No exato momento do disparo, Ye Mo saltou no ar e desferiu um potente chute no rosto do atirador, que caiu sem sequer gemer. Os dois ao lado, inclusive o do megafone, tombaram juntos, mas Ye Mo não foi atingido.

Em um movimento contínuo, Ye Mo acertou três bandidos antes de tocar o chão. Copiando a técnica de Wen Dong, acertou com os pés os canos das armas de dois outros homens, lançando-as por cima da cabeça de Zhuo Aiguo e seus acompanhantes, atingindo em cheio os dois bandidos atrás deles, que desmaiaram imediatamente.

Os dois restantes reagiram rápido, levantando as armas para atirar.

Dois tiros soaram. Seguiram-se dois estalos secos. Zhuo Aiguo e os outros, ainda assustados, perceberam que Ye Mo agarrara os pulsos dos dois, fazendo os tiros errarem e dispararem para o alto. Os estalos eram provavelmente dos pulsos sendo quebrados por Ye Mo.

Ye Mo não queria matar na frente de uma repórter, temendo que ela espalhasse a notícia. Por isso, não usou pregos de ferro, pois poderia resolver tudo com apenas alguns deles.

Zhuo Aiguo olhava estupefato para Ye Mo. Sabia que ele era habilidoso, mas não imaginava que tanto.
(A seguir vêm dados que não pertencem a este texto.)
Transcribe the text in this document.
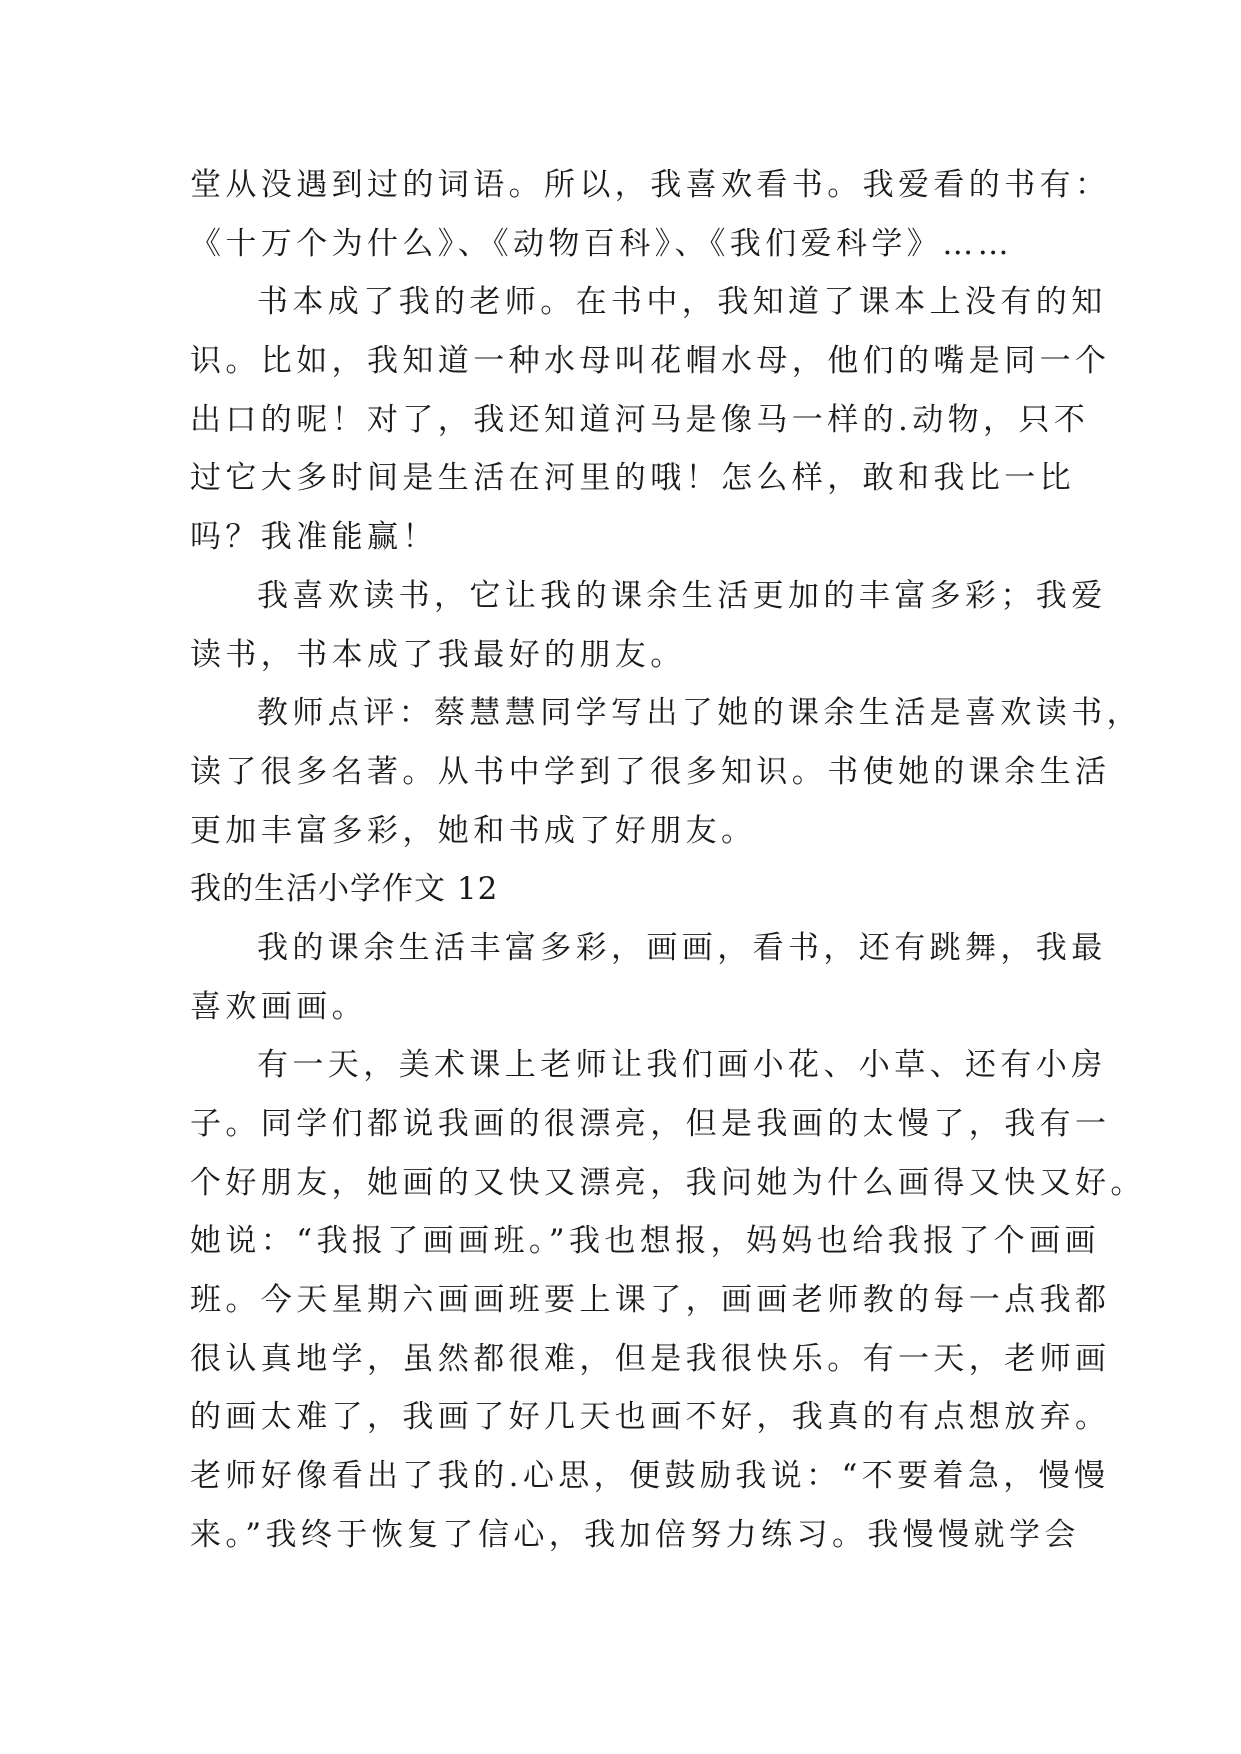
堂从没遇到过的词语。所以，我喜欢看书。我爱看的书有：
《十万个为什么》、《动物百科》、《我们爱科学》……
书本成了我的老师。在书中，我知道了课本上没有的知
识。比如，我知道一种水母叫花帽水母，他们的嘴是同一个
出口的呢！对了，我还知道河马是像马一样的.动物，只不
过它大多时间是生活在河里的哦！怎么样，敢和我比一比
吗？我准能赢！
我喜欢读书，它让我的课余生活更加的丰富多彩；我爱
读书，书本成了我最好的朋友。
教师点评：蔡慧慧同学写出了她的课余生活是喜欢读书，
读了很多名著。从书中学到了很多知识。书使她的课余生活
更加丰富多彩，她和书成了好朋友。
我的生活小学作文 12
我的课余生活丰富多彩，画画，看书，还有跳舞，我最
喜欢画画。
有一天，美术课上老师让我们画小花、小草、还有小房
子。同学们都说我画的很漂亮，但是我画的太慢了，我有一
个好朋友，她画的又快又漂亮，我问她为什么画得又快又好。
她说：“我报了画画班。”我也想报，妈妈也给我报了个画画
班。今天星期六画画班要上课了，画画老师教的每一点我都
很认真地学，虽然都很难，但是我很快乐。有一天，老师画
的画太难了，我画了好几天也画不好，我真的有点想放弃。
老师好像看出了我的.心思，便鼓励我说：“不要着急，慢慢
来。”我终于恢复了信心，我加倍努力练习。我慢慢就学会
Parecia ter começado a agir apenas quando o primeiro tiro foi dado e, mesmo cercado por seis armas, derrotou os bandidos como se estivesse num passeio, não numa luta.

O motorista Xiao Yu abriu a boca, incrédulo com o que presenciava. O jovem que acompanhava o patrão, aparentemente inofensivo, era na verdade assustadoramente poderoso.
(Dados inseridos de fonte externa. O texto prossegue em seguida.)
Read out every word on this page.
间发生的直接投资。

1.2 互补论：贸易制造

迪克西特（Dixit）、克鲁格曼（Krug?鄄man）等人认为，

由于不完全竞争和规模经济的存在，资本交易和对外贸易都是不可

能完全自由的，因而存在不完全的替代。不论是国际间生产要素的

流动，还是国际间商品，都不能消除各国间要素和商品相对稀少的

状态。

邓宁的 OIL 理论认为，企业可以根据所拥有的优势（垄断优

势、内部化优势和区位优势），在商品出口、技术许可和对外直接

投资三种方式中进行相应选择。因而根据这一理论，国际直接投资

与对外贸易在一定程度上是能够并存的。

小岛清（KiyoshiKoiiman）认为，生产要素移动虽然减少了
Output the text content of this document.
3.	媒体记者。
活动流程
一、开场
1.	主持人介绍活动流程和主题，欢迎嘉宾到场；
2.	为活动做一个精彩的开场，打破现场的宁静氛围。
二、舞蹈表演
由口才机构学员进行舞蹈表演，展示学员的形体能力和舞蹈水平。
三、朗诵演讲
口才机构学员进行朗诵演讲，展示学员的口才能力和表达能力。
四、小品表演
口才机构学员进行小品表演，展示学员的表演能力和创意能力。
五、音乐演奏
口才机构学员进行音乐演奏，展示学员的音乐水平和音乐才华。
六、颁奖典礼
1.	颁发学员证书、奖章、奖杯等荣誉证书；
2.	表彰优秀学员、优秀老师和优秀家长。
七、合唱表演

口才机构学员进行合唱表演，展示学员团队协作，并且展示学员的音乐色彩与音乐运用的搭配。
Shao Lei, passada a surpresa, estava radiante. Era a primeira vez que via alguém com tais habilidades. Parecia uma cena de filme de ação, só lamentava não ter filmado. Já esquecera do perigo que correra há pouco, mas logo voltou à realidade e sentiu-se grata a Ye Mo. Se não fosse por ele, talvez preferisse estar morta. Percebeu que não podia mais agir de forma imprudente.

Lembrando de Wang Qianjun, que fugira, suspirou em silêncio. Só em perigo conhecemos o verdadeiro caráter das pessoas. Mesmo Zhuo Aiguo era muito melhor que o bonito Wang Qianjun.

Ye Mo então desferiu mais um chute no abdômen de um dos bandidos, lançando-o a vários metros de distância, onde caiu desacordado no chão.